Queste parole, che si leggono nella Bolla di indizione del Giubileo della Misericordia, mi sembrano le più adatte per indicare quale sia la cifra sintetica dei primi tre anni di pontificato di Papa Francesco. Non che la stesura di bilanci e consuntivi sia un’attività che ritengo in genere particolarmente esaltante, e questo tanto meno quando si parla di un pontificato, ovvero di un oggetto che per natura sua non può essere oggetto di quegli “inventari fatti sempre senza amore” — per dirla con le parole di Claudio Chieffo — che non tengono adeguatamente conto dei tempi e dei modi di azione dello Spirito Santo, insofferente ad essere costretto nelle misure anguste di logiche giornalistiche e mediatiche; eppure vale forse la pena di fermarsi un momento, anche solo per riconoscere con gratitudine qualche traccia di questa azione dello Spirito, a partire dal fatto che non si può non ringraziare che ci sia qualcuno che instancabilmente, insistentemente, “opportune et importune” — per dirla con San Paolo — continua a ricordarci che la misericordia di Dio viene prima ed è più grande e resistente di ogni nostro peccato.

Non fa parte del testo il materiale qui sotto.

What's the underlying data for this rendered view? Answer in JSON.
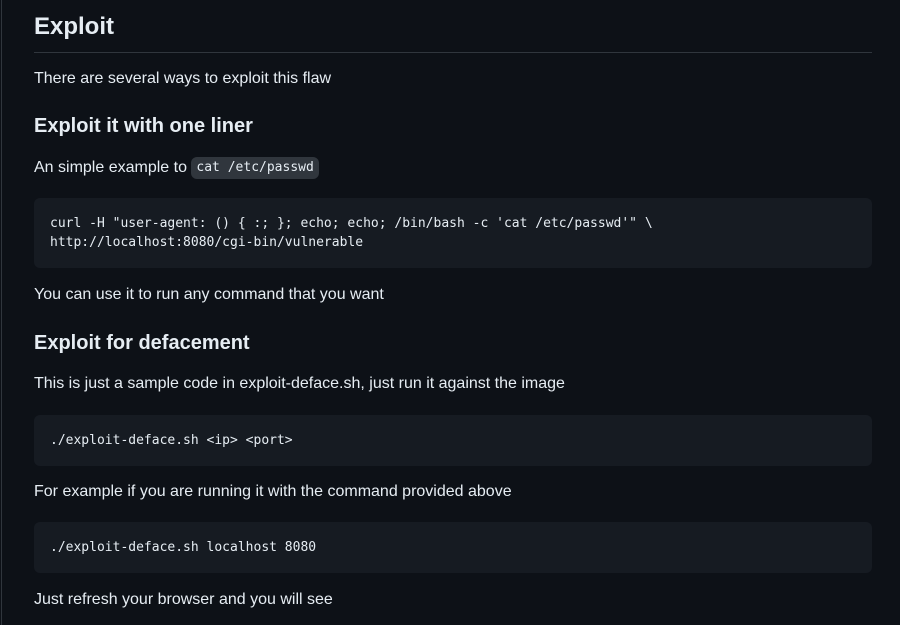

Questo annuncio non possiamo proprio darlo per scontato o per già acquisito e accettato: il vangelo della misericordia ancora deve essere pienamente accolto dai cristiani, come dimostra proprio la difficoltà di riconoscerlo quale centro pulsante e propulsore della Chiesa, sia da parte di chi ha subito temuto il rischio di una “eclissi della giustizia”, sia da parte di quanti — ingenuamente, se non improvvidamente — hanno accolto come una “novazione” (magari entusiasticamente plaudita) di papa Francesco la sua incessante proclamazione.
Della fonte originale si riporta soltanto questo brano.